Now, many of those folks who’ve gone without are beginning to question why.
The AJC reports that leaders in Roswell, a city served by MARTA bus service, are hoping to push the state legislature to explore funding for a more comprehensive, high-capacity option to stretch north of Sandy Springs.
A resolution was passed by the Roswell City Council that highlighted the potential of northward MARTA expansion to mitigate congestion in not just Roswell, but “throughout the greater Atlanta metro region.” It even went so far as to say the economy and health and safety of the public were at risk if transit wasn’t explored as an option for the area.
The resolution is basically the opposite of the response that nearby Johns Creek had to potential MARTA expansion less than two years ago.
Meanwhile, Gwinnett County also is making moves to explore high-capacity transit options to connect into the heart of Atlanta. According to the AJC, the county is preparing to embark on a transit plan to look at dedicated right-of-way transit service.

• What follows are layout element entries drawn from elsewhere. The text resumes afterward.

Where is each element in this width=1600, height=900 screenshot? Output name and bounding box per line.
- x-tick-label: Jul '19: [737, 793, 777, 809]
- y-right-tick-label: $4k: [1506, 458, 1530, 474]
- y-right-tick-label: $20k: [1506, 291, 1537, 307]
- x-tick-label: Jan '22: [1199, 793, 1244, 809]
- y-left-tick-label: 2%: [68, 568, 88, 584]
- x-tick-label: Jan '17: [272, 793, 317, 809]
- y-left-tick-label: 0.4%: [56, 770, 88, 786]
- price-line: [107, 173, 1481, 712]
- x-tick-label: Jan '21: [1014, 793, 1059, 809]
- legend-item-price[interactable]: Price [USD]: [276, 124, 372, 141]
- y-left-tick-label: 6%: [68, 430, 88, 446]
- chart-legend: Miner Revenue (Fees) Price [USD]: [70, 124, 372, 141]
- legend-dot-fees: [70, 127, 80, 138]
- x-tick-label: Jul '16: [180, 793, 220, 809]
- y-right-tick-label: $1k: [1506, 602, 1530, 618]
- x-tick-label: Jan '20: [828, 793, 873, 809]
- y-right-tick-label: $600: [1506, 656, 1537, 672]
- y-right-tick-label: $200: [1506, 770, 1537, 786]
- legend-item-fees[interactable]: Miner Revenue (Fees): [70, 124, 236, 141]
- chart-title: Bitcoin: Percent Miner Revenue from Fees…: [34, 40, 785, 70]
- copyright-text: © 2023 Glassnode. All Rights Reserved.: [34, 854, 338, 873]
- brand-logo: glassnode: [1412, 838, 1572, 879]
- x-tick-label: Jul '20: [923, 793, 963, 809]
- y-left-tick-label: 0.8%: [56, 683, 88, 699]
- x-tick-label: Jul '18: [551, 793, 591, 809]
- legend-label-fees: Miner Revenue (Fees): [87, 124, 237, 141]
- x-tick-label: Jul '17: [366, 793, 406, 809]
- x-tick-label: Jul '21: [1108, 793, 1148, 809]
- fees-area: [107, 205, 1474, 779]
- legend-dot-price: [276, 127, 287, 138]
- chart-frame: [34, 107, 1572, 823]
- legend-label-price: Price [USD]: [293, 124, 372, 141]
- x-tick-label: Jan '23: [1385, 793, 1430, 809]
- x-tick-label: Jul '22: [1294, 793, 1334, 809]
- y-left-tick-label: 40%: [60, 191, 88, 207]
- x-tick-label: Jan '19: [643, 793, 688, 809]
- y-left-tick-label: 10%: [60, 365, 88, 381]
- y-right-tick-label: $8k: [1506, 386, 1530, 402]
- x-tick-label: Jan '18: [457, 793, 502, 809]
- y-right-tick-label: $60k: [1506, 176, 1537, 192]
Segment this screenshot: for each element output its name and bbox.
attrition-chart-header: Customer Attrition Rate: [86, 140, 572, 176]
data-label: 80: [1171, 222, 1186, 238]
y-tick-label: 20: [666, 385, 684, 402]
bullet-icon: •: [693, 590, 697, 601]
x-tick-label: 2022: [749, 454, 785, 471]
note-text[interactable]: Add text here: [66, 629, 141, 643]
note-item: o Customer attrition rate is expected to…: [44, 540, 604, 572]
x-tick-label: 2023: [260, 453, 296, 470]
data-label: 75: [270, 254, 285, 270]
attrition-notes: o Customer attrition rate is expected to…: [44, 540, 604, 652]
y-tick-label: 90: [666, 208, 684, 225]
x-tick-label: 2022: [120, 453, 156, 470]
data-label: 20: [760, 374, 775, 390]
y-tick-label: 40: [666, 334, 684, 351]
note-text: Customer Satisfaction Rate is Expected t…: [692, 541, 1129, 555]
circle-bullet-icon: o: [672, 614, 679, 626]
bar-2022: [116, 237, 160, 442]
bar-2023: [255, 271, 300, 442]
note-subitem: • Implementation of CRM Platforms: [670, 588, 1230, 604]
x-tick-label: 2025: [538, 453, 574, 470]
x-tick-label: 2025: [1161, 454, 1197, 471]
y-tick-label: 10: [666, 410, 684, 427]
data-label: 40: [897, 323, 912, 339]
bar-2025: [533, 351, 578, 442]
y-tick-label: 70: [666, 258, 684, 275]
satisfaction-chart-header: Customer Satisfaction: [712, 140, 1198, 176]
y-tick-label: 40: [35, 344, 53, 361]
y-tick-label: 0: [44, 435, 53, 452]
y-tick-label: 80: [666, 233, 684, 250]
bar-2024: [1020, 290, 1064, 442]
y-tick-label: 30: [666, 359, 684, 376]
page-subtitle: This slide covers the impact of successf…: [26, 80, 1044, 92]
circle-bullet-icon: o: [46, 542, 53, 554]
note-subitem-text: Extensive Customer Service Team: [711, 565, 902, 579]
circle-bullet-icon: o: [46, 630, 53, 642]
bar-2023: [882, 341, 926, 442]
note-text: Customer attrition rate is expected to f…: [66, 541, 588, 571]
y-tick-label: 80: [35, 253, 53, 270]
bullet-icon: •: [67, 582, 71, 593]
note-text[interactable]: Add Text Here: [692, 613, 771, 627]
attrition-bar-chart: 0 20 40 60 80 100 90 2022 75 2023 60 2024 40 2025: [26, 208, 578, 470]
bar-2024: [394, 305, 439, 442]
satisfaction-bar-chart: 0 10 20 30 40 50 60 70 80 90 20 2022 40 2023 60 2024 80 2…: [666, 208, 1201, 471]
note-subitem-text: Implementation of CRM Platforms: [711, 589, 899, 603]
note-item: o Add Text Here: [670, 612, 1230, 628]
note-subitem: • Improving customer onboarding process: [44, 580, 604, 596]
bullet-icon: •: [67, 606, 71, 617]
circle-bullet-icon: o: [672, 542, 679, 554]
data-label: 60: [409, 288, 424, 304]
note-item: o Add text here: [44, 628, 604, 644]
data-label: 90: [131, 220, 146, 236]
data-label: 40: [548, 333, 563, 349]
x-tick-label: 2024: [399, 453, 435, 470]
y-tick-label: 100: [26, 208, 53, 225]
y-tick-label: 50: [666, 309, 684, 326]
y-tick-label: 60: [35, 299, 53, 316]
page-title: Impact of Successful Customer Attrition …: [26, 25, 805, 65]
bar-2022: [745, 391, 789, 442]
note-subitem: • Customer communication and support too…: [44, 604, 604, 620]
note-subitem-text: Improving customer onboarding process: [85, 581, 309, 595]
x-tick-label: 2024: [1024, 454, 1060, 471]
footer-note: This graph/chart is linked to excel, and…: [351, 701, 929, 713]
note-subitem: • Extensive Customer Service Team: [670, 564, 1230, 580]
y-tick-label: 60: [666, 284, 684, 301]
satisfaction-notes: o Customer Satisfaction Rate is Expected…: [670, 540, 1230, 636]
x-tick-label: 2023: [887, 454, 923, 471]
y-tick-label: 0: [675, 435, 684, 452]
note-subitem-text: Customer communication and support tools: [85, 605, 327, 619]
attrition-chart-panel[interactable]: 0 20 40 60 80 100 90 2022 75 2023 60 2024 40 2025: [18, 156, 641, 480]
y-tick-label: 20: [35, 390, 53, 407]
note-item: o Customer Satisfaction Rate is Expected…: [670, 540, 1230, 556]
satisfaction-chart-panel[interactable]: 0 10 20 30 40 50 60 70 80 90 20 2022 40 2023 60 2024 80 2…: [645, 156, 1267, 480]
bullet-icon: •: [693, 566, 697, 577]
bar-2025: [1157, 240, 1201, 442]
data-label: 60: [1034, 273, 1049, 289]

While the study isn’t tied to MARTA, the report will outline what options that county has, including heavy rail and bus rapid transit.
The transit plan will follow a study about transportation in Gwinnett conducted last year—one that hinted citizens and government leaders understand the importance of transit.
A shift in attitudes in the quickly growing and changing county isn’t all that surprising.
With the state legislature set to look into ways to support transit in the metro area, it seems the train of progressive mindsets toward regional transit is finally on track.